C’est au milieu de ces entretiens, de ces châteaux en Espagne ornés par l’imagination d’Amélia de parterres, de promenades champêtres, d’églises de village et cætera, et pourvus en outre, dans la pensée de George, d’écuries, de chenil et de bonnes caves que ce jeune couple passait les heures les plus agréables de sa vie. Le lieutenant, n’ayant qu’un jour à rester à la ville et beaucoup de choses très-importantes à y faire, proposa à miss Emmy de venir dîner avec ses futures belles-sœurs ; cette invitation la combla de joie. Il la conduisit donc auprès de ses sœurs, la laissant causer avec un entrain qui surprit beaucoup ces dignes demoiselles. Elles pensèrent qu’après tout George finirait par en tirer quelque chose. Quant à lui, il était parti à ses affaires.

En sortant, il prit d’abord des glaces chez un pâtissier de Charing-Cross ; puis il alla essayer un nouvel habit à Pall-Mall, fit une visite au capitaine Cannon, joua onze parties de billard avec le susdit capitaine, en gagna huit, et retourna à Russell-Square en retard d’une demi-heure pour le dîner, mais du reste en fort belle humeur.

Il n’en était pas de même du papa Osborne. À son retour de la Cité, dès le premier pas qu’il fit dans le salon, où il trouva ses filles et l’élégante miss Wirt, celles-ci reconnurent à son air solennel, à sa figure jaune et refrognée comme il n’est pas possible, au froncement et à l’agitation de ses sourcils, que le cœur du bonhomme était mal à son aise et battait de travers sous son paletot blanc. Amélia s’avança pour le saluer, ce qu’elle ne faisait jamais sans un grand effroi, doublé encore par sa timidité. Le maître de la maison l’accueillit par un grognement sourd pour témoigner qu’il la reconnaissait, et laissa tomber de sa grosse patte velue cette main mignonne qu’on lui avait tendue, sans chercher à la retenir. Puis il jeta un regard de mauvaise humeur sur sa fille aînée. Ce coup d’œil disait à ne pas s’y méprendre :

« Que diable vient-elle faire ici ? »

Celle-ci répondit sur-le-champ :

« George est à la ville, cher papa ; il est allé aux Horse-Guards, il sera de retour pour dîner.

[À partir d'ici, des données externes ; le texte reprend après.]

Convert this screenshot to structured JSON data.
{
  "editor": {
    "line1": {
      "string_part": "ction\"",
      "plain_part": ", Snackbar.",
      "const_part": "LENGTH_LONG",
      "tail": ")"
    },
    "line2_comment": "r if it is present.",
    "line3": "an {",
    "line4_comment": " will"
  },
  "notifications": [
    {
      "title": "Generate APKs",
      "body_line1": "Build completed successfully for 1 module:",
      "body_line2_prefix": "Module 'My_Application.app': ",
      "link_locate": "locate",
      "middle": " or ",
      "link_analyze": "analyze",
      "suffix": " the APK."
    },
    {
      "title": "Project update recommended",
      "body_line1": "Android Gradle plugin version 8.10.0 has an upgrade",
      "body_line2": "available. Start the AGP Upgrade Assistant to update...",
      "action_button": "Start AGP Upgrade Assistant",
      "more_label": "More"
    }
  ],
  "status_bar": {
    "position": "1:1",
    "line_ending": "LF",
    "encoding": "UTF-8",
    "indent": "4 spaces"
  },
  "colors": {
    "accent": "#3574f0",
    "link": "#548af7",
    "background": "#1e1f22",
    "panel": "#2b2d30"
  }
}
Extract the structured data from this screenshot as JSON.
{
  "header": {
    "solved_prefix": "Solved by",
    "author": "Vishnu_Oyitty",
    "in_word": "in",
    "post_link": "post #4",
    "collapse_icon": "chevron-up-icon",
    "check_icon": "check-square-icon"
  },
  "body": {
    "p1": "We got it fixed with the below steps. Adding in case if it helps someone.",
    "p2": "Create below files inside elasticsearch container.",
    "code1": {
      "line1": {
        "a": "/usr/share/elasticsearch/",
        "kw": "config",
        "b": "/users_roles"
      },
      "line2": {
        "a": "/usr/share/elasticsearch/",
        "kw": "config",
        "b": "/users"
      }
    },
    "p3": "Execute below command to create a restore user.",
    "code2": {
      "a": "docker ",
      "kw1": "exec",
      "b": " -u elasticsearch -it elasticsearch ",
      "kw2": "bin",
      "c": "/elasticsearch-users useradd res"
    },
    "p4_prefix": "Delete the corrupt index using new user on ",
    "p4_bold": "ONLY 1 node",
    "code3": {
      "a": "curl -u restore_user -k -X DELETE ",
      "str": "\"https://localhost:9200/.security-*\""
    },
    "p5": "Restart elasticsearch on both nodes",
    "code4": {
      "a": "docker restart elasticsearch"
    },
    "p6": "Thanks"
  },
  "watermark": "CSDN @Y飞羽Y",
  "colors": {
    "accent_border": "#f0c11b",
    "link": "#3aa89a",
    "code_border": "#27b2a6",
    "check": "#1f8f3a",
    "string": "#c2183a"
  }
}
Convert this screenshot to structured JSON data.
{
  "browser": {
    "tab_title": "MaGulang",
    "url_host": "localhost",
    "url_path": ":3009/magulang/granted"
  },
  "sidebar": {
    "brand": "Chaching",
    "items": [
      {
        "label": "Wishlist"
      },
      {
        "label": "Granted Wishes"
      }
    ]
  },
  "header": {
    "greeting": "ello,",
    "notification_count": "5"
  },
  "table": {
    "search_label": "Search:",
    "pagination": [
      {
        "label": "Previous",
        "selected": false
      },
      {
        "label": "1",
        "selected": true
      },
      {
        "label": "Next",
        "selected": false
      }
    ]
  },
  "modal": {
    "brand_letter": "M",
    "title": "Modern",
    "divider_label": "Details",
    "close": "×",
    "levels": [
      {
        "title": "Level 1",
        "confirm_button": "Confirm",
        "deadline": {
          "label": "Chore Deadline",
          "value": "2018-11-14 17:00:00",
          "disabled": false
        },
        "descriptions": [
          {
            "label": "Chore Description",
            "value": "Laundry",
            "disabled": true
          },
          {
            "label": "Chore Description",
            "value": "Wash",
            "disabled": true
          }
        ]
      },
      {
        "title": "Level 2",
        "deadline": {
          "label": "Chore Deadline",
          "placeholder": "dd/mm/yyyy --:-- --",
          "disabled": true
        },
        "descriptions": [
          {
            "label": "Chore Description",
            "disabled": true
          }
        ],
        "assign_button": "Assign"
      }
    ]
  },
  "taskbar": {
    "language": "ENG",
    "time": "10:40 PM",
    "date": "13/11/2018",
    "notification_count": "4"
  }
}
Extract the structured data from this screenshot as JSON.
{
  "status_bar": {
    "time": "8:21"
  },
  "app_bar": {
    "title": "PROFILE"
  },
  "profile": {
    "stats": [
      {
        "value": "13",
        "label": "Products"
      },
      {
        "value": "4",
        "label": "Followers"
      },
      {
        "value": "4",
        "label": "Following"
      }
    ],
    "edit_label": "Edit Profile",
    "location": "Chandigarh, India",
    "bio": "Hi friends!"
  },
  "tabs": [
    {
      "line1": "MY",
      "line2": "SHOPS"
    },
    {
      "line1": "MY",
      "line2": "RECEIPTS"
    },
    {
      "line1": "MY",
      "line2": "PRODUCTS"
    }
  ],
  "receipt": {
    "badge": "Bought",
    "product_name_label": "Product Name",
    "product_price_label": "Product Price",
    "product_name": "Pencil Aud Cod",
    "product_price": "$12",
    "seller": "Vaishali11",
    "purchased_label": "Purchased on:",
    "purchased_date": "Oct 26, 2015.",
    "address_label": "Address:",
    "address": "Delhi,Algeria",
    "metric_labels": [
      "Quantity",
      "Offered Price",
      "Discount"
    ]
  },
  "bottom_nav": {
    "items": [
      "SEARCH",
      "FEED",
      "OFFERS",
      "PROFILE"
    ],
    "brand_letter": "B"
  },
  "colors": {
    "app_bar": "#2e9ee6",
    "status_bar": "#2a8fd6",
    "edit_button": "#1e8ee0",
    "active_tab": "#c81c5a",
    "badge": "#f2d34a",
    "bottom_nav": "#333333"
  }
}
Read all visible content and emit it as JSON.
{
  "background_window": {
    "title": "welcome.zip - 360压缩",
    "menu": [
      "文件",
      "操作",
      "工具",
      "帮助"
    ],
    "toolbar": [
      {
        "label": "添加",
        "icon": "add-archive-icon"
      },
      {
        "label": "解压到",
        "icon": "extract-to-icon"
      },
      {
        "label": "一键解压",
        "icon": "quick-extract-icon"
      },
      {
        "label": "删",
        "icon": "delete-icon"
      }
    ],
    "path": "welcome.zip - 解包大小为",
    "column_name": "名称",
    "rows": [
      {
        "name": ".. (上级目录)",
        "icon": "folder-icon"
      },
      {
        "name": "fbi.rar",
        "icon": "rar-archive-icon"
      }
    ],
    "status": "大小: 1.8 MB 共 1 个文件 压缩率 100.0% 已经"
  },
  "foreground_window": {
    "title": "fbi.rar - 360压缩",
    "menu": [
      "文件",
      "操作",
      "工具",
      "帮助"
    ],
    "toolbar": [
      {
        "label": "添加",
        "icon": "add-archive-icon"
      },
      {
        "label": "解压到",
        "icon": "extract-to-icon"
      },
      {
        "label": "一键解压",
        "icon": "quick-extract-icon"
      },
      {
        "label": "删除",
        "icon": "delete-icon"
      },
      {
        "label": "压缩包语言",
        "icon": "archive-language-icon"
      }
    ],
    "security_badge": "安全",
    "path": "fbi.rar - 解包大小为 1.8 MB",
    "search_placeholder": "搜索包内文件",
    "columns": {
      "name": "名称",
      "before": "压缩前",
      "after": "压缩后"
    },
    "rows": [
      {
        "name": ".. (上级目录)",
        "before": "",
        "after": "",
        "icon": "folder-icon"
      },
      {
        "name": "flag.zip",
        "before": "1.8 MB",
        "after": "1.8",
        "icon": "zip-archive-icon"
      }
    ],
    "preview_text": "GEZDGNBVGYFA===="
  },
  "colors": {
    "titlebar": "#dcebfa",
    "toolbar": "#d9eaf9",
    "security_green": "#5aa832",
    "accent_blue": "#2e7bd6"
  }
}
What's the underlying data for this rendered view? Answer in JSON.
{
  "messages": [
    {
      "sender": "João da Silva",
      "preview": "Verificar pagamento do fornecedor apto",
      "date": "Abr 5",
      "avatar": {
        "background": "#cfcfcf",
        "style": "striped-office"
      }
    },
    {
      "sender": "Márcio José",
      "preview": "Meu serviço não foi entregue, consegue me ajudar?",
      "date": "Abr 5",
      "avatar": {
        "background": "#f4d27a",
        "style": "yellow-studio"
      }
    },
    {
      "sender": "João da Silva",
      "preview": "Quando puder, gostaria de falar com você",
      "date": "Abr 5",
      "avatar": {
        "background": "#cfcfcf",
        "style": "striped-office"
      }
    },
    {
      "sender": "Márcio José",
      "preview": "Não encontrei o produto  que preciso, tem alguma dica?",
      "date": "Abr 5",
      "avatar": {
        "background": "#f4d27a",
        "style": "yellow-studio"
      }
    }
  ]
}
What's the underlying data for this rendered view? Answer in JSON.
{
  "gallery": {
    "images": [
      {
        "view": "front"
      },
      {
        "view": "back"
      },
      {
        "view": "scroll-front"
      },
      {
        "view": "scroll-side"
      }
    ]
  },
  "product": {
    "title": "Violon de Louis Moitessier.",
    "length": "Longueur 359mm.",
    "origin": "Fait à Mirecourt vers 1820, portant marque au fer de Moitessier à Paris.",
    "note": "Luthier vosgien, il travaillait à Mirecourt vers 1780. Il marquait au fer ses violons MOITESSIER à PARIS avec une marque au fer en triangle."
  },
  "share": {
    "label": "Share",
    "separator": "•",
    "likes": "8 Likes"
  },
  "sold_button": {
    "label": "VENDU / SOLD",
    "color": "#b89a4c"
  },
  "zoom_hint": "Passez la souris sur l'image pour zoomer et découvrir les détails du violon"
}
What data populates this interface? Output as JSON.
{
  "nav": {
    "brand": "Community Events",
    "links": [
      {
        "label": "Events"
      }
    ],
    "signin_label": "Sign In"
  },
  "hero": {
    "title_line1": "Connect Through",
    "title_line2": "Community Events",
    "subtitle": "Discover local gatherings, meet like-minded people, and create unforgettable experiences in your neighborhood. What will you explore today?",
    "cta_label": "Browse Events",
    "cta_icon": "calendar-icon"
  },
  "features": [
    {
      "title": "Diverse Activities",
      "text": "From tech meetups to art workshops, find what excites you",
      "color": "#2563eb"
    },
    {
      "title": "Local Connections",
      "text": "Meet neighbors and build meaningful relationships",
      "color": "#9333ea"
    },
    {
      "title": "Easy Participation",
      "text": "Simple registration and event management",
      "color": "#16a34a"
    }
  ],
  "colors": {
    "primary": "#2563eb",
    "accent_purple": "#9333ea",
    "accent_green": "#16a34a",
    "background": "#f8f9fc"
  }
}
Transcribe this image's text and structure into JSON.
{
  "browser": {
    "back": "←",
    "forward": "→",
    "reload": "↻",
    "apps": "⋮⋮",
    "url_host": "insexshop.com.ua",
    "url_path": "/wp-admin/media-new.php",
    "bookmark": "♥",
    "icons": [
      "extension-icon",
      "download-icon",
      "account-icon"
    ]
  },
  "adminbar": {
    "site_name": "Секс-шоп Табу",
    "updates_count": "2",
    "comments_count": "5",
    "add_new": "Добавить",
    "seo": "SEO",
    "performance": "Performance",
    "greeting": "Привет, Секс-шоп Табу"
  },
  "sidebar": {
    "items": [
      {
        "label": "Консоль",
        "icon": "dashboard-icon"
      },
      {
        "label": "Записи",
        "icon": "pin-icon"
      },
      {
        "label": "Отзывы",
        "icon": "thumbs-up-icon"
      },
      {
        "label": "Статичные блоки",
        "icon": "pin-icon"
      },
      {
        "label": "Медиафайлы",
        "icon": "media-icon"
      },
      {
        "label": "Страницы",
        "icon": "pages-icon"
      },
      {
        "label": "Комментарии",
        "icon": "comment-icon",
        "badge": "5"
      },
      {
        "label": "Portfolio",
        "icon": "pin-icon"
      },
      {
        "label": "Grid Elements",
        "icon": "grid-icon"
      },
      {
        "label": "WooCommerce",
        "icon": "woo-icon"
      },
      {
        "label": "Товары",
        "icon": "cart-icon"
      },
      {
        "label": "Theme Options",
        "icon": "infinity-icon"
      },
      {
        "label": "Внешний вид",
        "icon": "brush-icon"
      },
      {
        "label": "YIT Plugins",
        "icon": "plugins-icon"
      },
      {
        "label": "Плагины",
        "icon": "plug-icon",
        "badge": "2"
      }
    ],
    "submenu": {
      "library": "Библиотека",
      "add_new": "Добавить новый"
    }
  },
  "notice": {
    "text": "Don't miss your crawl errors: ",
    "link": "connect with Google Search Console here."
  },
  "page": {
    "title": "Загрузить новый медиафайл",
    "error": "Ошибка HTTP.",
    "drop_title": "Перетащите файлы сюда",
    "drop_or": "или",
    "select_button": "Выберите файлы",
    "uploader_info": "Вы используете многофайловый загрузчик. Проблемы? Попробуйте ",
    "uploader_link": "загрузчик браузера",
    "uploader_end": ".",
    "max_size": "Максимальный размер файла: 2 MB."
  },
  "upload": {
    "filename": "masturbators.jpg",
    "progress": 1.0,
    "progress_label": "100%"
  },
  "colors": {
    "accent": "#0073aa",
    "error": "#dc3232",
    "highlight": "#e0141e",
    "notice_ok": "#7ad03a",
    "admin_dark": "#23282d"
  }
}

– Ah ! ah ! il est ici ? Eh bien ! je ne veux pas qu’on fasse attendre le dîner pour lui, Maria. »

Puis alors, le digne homme se laissant aller sur sa chaise, un morne silence régna dans l’élégant salon, et l’on n’entendit plus que le bruyant tic tac d’une grande horloge française.

Quand la pendule, où était représenté le sacrifice d’Iphigénie, sonna cinq heures avec un timbre aussi formidable que celui d’une cathédrale, M. Osborne tira violemment la sonnette, et le sommelier entra.

« Le dîner ! cria M. Osborne.

– M. George n’est pas encore rentré, monsieur, objecta timidement le domestique.

– La peste soit de M. George ! Suis-je ou non le maître chez moi ? Le dîner ! le dîner ! »

M. Osborne fronçait le sourcil, Amélia tremblait de tous ses membres, une correspondance télégraphique s’était établie, à l’aide de leurs yeux, entre les trois autres dames, et sans plus tarder le tintement de la cloche obéissante annonçait le repas demandé. Au dernier coup, le chef de la famille, plongeant ses mains dans les larges poches de sa redingote bleue ornée de larges boutons de cuivre, descendit sans nouvel avertissement, en lançant de temps à autre un coup d’œil de mauvaise humeur vers son escorte féminine.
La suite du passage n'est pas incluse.